Anteriormente, a instalação dependia da aprovação de síndicos e assembleias, o que muitas vezes barrava o projeto. A legislação estabelece que o condomínio não pode mais proibir a instalação de carregadores para carros elétricos em condomínios, a menos que apresente um laudo técnico assinado por um profissional que aponte inviabilidade ou riscos à segurança da edificação.
Como funciona a lei?
A principal mudança é que o poder de decisão sai do campo subjetivo e passa a ser técnico. O morador interessado precisa apenas seguir um procedimento claro, que envolve a apresentação de um projeto de instalação à administração do condomínio.
Todos os custos, incluindo o projeto, os materiais, a mão de obra e eventuais adaptações na rede elétrica do prédio, são de responsabilidade exclusiva do proprietário do veículo. Isso garante que os outros condôminos não sejam onerados pela instalação individual.
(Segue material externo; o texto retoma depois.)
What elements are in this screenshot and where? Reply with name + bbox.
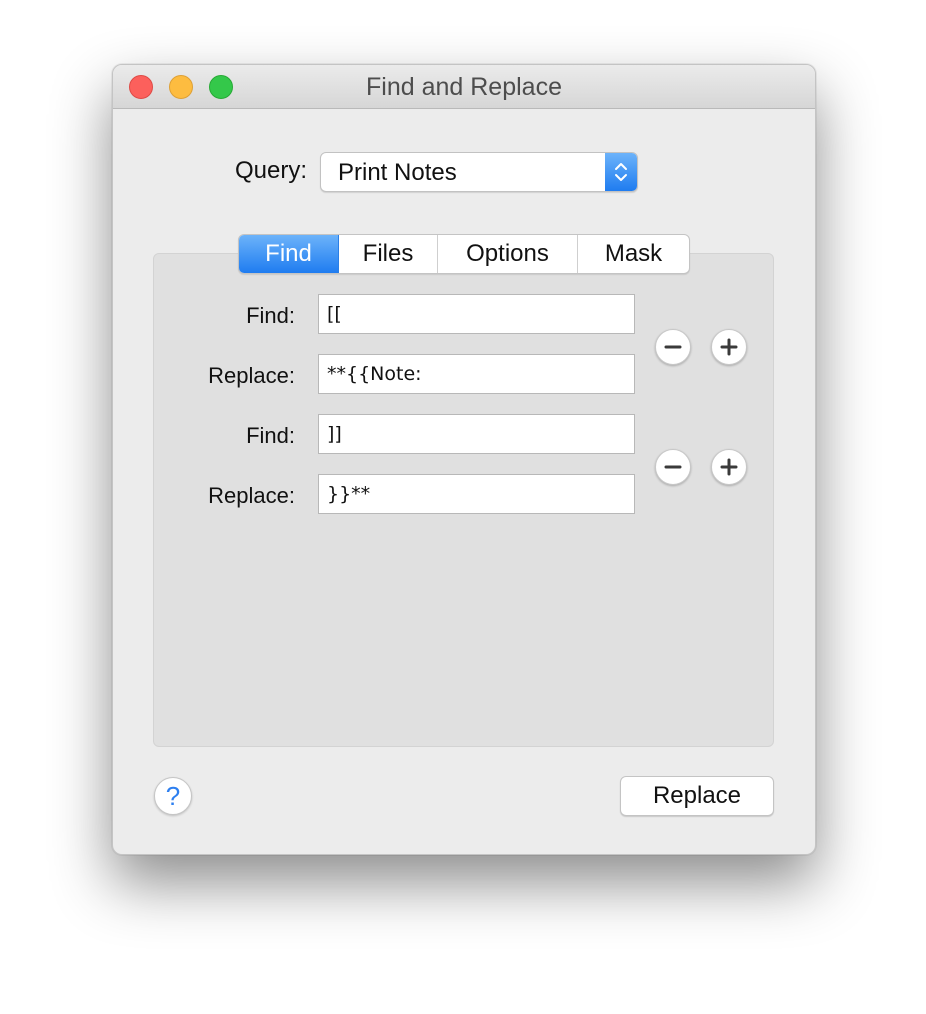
replace-label: Replace: (208, 363, 295, 388)
minus-circle-icon (664, 465, 682, 469)
find-label: Find: (246, 303, 295, 328)
find-label: Find: (246, 423, 295, 448)
query-popup-button[interactable]: Print Notes (320, 152, 638, 192)
minus-circle-icon (664, 345, 682, 349)
plus-circle-icon (720, 458, 738, 476)
find-field[interactable] (318, 294, 635, 334)
tab-bar: Find Files Options Mask (238, 234, 690, 274)
tab-find[interactable]: Find (239, 235, 339, 273)
query-selected-value: Print Notes (338, 159, 457, 186)
replace-button[interactable]: Replace (620, 776, 774, 816)
zoom-window-button[interactable] (209, 75, 233, 99)
query-label: Query: (234, 157, 307, 184)
replace-label: Replace: (208, 483, 295, 508)
replace-field[interactable] (318, 354, 635, 394)
title-bar[interactable]: Find and Replace (113, 65, 815, 109)
help-button[interactable]: ? (154, 777, 192, 815)
plus-circle-icon (720, 338, 738, 356)
tab-files[interactable]: Files (339, 235, 438, 273)
add-rule-button[interactable] (711, 329, 747, 365)
tab-options[interactable]: Options (438, 235, 578, 273)
remove-rule-button[interactable] (655, 449, 691, 485)
replace-field[interactable] (318, 474, 635, 514)
close-window-button[interactable] (129, 75, 153, 99)
find-field[interactable] (318, 414, 635, 454)
tab-mask[interactable]: Mask (578, 235, 689, 273)
minimize-window-button[interactable] (169, 75, 193, 99)
find-replace-window: Find and Replace Query: Print Notes Find… (112, 64, 816, 855)
up-down-chevron-icon (605, 153, 637, 191)
remove-rule-button[interactable] (655, 329, 691, 365)
add-rule-button[interactable] (711, 449, 747, 485)
question-mark-icon: ? (165, 781, 181, 811)
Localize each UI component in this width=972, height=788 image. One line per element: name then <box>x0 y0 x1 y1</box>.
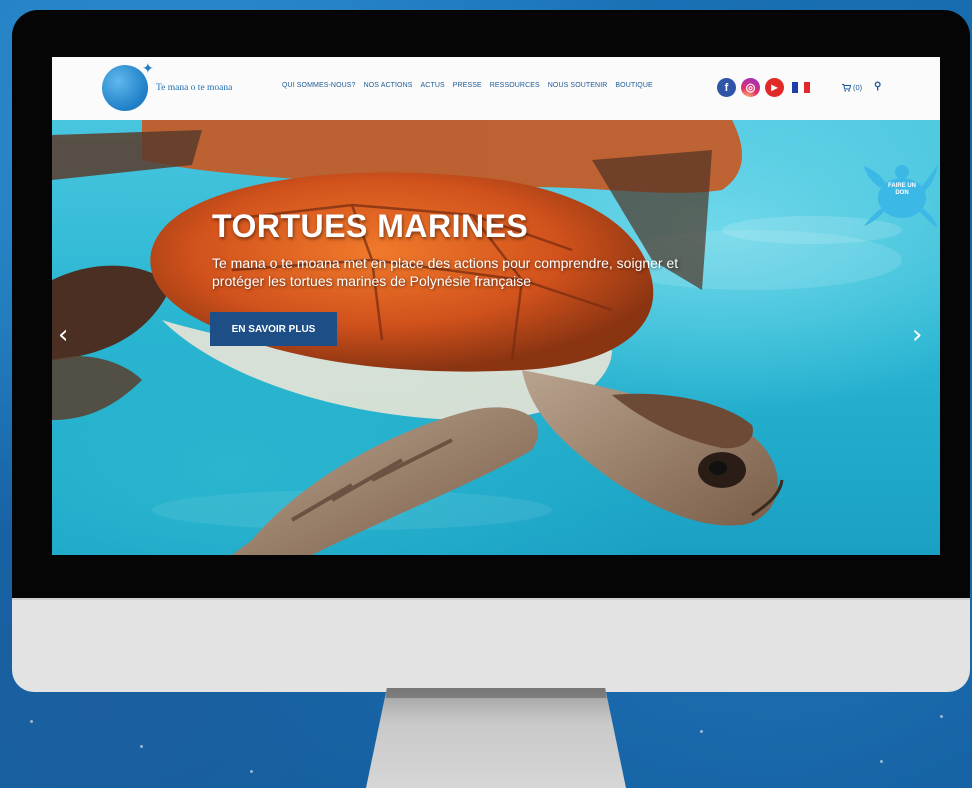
bg-speck <box>250 770 253 773</box>
slider-prev-arrow-icon[interactable]: ‹ <box>58 320 68 350</box>
menu-item-actus[interactable]: ACTUS <box>421 82 445 89</box>
site-logo[interactable]: ✦ Te mana o te moana <box>102 60 262 114</box>
social-links: f ◎ ▶ <box>717 78 810 97</box>
search-icon[interactable]: ⚲ <box>874 81 881 92</box>
star-icon: ✦ <box>142 60 154 76</box>
learn-more-button[interactable]: EN SAVOIR PLUS <box>210 312 337 346</box>
monitor-stand <box>366 688 626 788</box>
donate-label: FAIRE UN DON <box>887 183 916 196</box>
menu-item-ressources[interactable]: RESSOURCES <box>490 82 540 89</box>
menu-item-qui-sommes-nous[interactable]: QUI SOMMES-NOUS? <box>282 82 356 89</box>
instagram-icon[interactable]: ◎ <box>741 78 760 97</box>
monitor-stand-shadow <box>385 688 607 698</box>
youtube-icon[interactable]: ▶ <box>765 78 784 97</box>
french-flag-icon[interactable] <box>792 82 810 93</box>
bg-speck <box>940 715 943 718</box>
bg-speck <box>30 720 33 723</box>
bg-speck <box>140 745 143 748</box>
logo-text: Te mana o te moana <box>156 83 233 93</box>
monitor-chin <box>12 598 970 692</box>
hero-title: TORTUES MARINES <box>212 208 529 244</box>
menu-item-nos-actions[interactable]: NOS ACTIONS <box>364 82 413 89</box>
cart-icon <box>842 83 851 92</box>
facebook-icon[interactable]: f <box>717 78 736 97</box>
site-navbar: ✦ Te mana o te moana QUI SOMMES-NOUS? NO… <box>52 57 940 120</box>
hero-slider: TORTUES MARINES Te mana o te moana met e… <box>52 120 940 555</box>
website-screen: ✦ Te mana o te moana QUI SOMMES-NOUS? NO… <box>52 57 940 555</box>
bg-speck <box>700 730 703 733</box>
cart-link[interactable]: (0) <box>842 83 862 92</box>
main-menu: QUI SOMMES-NOUS? NOS ACTIONS ACTUS PRESS… <box>282 82 653 89</box>
cart-count: (0) <box>853 83 863 92</box>
menu-item-presse[interactable]: PRESSE <box>453 82 482 89</box>
hero-subtitle: Te mana o te moana met en place des acti… <box>212 255 679 289</box>
donate-button[interactable]: FAIRE UN DON <box>862 160 940 232</box>
bg-speck <box>880 760 883 763</box>
slider-next-arrow-icon[interactable]: › <box>912 320 922 350</box>
menu-item-nous-soutenir[interactable]: NOUS SOUTENIR <box>548 82 608 89</box>
menu-item-boutique[interactable]: BOUTIQUE <box>615 82 652 89</box>
sea-turtle-image <box>52 120 902 555</box>
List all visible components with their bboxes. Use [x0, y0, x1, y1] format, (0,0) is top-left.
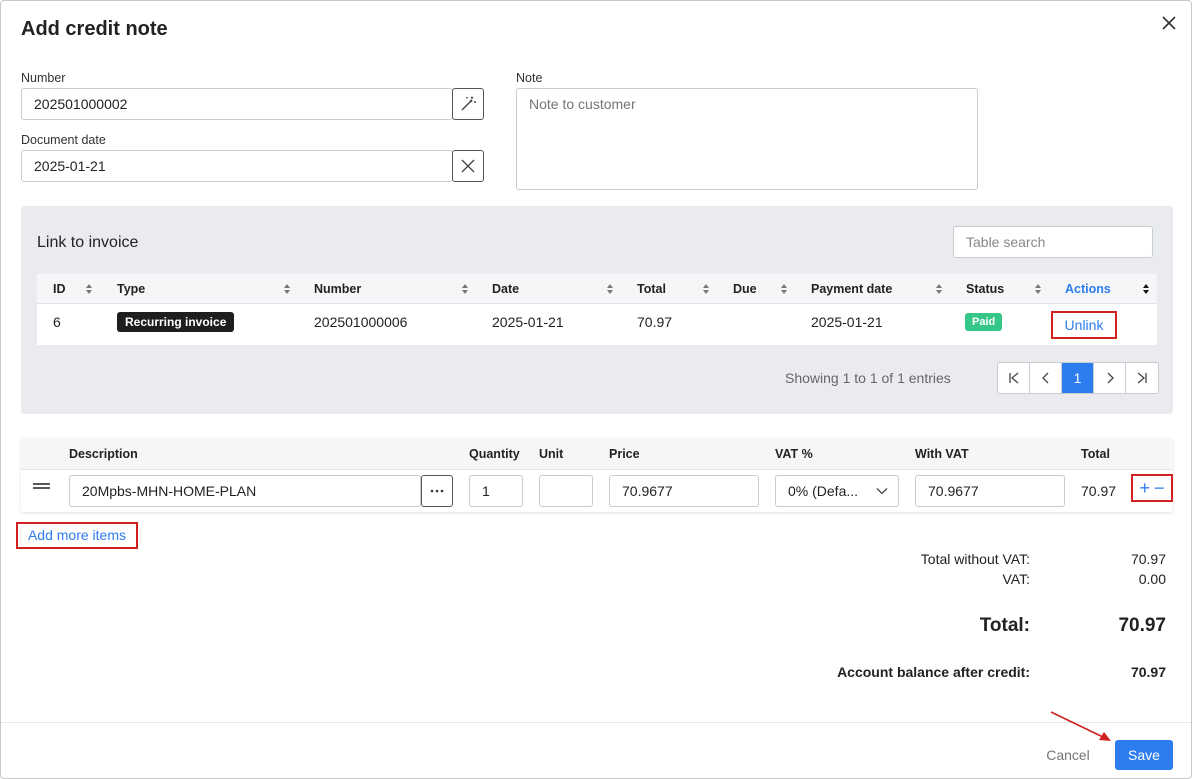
item-price-input[interactable]: 70.9677: [609, 475, 759, 507]
save-button[interactable]: Save: [1115, 740, 1173, 770]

Passo a passo para instalar o carregador
O processo é direto. O morador deve notificar formalmente o síndico sobre a intenção de instalar o equipamento. Junto com a notificação, precisa apresentar um projeto elétrico detalhado, elaborado e assinado por um engenheiro ou arquiteto com a devida Anotação de Responsabilidade Técnica (ART) ou Registro de Responsabilidade Técnica (RRT). O projeto deve estar em conformidade com as normas da distribuidora local de energia e da Associação Brasileira de Normas Técnicas (ABNT).
Após receber a documentação completa, a administração do condomínio deve analisar a proposta. Caso não haja uma justificativa técnica fundamentada que impeça a obra, o morador pode prosseguir com a instalação, seguindo o que foi apresentado no projeto.
Para garantir que o consumo de energia seja cobrado corretamente, a instalação deve prever uma forma de medição individualizada. Dessa forma, o valor gasto com a recarga do veículo é de responsabilidade do morador, sem impactar o rateio geral das despesas do condomínio.